Der absolute Hardcore Trainingsplan
Wer gern mal einen richtigen Hardcore Trainingsplan befolgen möchte, um Ergebnisse innerhalb von kürzester Zeit zu erzielen, kann sich an diesem Plan orientieren, bei dem es jedoch gewisse Eckpunkte zu beachten gilt!
Zur Kreislaufanregung und Muskelerwärmung geht es los mit 5-10 Minuten Fahrradergometer. Mit Intensitätstechniken wie Negativwiederholungen oder Supersätzen ist bei diesem Training zu geizen. Die Gefahr einer Verletzung wäre dabei nämlich zu groß und sollte daher vermieden werden. Wenn, dann nur als Highlight aber keineswegs bei jedem Training. Wichtig ist jedoch die stetige Steigerung der Gewichte oder der Wiederholungen. Deshalb ist das Gebot, wöchentlich immer etwas mehr zu trainieren, wenn es auch insgesamt nur geringfügige Steigerungen gibt.

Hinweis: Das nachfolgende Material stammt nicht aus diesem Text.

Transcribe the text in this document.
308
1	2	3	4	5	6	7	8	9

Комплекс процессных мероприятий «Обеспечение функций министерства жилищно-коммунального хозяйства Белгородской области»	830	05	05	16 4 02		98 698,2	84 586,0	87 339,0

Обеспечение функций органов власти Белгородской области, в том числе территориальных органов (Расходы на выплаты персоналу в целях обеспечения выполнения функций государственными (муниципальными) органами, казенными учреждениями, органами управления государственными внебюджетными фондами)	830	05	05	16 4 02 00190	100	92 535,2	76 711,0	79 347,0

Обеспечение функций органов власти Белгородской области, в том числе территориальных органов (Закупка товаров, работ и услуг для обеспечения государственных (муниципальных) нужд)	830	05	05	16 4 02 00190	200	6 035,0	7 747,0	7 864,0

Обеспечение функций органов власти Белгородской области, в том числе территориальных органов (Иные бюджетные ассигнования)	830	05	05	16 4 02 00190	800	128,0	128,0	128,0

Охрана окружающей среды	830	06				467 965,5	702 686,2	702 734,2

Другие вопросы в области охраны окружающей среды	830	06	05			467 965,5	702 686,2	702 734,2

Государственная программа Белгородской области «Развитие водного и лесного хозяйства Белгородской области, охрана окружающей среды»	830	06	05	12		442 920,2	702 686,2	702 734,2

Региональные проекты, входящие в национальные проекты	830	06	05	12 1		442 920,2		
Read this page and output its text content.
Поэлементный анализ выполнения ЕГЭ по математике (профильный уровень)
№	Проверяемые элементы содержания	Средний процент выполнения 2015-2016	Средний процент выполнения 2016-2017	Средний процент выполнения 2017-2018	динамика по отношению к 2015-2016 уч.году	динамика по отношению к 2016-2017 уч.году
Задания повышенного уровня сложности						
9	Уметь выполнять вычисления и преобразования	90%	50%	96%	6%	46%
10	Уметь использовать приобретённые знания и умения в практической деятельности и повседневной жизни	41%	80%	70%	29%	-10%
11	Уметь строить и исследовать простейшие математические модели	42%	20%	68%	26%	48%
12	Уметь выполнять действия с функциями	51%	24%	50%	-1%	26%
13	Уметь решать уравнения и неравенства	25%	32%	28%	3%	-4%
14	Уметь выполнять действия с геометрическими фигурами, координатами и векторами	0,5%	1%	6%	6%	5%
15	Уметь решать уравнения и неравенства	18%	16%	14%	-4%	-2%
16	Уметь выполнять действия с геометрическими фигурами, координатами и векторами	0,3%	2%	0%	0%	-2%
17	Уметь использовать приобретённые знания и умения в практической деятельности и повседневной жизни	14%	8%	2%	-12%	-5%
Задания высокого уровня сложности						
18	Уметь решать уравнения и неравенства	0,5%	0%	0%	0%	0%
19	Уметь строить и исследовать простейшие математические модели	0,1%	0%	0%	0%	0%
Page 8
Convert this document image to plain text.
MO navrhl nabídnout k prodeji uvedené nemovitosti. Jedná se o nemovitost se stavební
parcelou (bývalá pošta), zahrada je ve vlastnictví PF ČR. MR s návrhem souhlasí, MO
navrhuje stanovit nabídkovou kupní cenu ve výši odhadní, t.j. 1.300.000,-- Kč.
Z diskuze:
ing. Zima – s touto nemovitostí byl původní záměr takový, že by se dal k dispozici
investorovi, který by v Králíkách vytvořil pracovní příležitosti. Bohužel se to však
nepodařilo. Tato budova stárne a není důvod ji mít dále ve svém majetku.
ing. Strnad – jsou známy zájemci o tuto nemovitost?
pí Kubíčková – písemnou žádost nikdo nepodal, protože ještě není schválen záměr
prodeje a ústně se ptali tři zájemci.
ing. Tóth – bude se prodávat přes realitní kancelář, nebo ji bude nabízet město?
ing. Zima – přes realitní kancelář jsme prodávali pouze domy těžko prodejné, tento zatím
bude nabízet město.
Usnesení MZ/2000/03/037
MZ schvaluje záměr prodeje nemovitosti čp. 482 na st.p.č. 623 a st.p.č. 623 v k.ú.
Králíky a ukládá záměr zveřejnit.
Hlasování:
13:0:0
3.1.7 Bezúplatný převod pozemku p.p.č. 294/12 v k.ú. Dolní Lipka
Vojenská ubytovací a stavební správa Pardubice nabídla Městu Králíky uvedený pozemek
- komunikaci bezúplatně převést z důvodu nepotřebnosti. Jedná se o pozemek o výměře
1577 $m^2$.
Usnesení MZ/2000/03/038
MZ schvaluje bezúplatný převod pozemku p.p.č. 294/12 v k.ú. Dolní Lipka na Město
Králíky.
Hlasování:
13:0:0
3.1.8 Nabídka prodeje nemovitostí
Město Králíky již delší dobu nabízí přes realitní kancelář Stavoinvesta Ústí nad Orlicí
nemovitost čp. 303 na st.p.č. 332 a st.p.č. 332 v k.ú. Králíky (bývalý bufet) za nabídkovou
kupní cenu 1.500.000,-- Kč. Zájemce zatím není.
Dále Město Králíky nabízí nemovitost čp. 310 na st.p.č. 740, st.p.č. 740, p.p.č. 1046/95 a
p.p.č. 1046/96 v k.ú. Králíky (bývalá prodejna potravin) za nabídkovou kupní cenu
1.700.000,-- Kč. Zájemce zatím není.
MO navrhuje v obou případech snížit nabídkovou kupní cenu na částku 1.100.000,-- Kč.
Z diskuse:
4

Auch die Muskeln wachsen mit ihren Aufgaben! Zwischendurch sei ihnen jedoch Ruhe gegönnt. Sie brauchen ausreichend Zeit zur Regeneration, weshalb ein 3-4-maliges Training die Woche ausreicht. Jede der genannten Übungen sollte sich aus 2-3 Sätzen mit 6-10 Wiederholungen (Beinübungen mit 8-12 Wiederholungen) zusammensetzen. Trainiert wird bis zum absoluten Muskelversagen. Dabei nicht vergessen: Der Wille ist der Weg. Zur Not kann ein Trainingspartner bei der letzten Übung mit anpacken. Es muss nur wirklich alles aus den Muskeln heraus geholt werden und der Erfolg ist gewiss.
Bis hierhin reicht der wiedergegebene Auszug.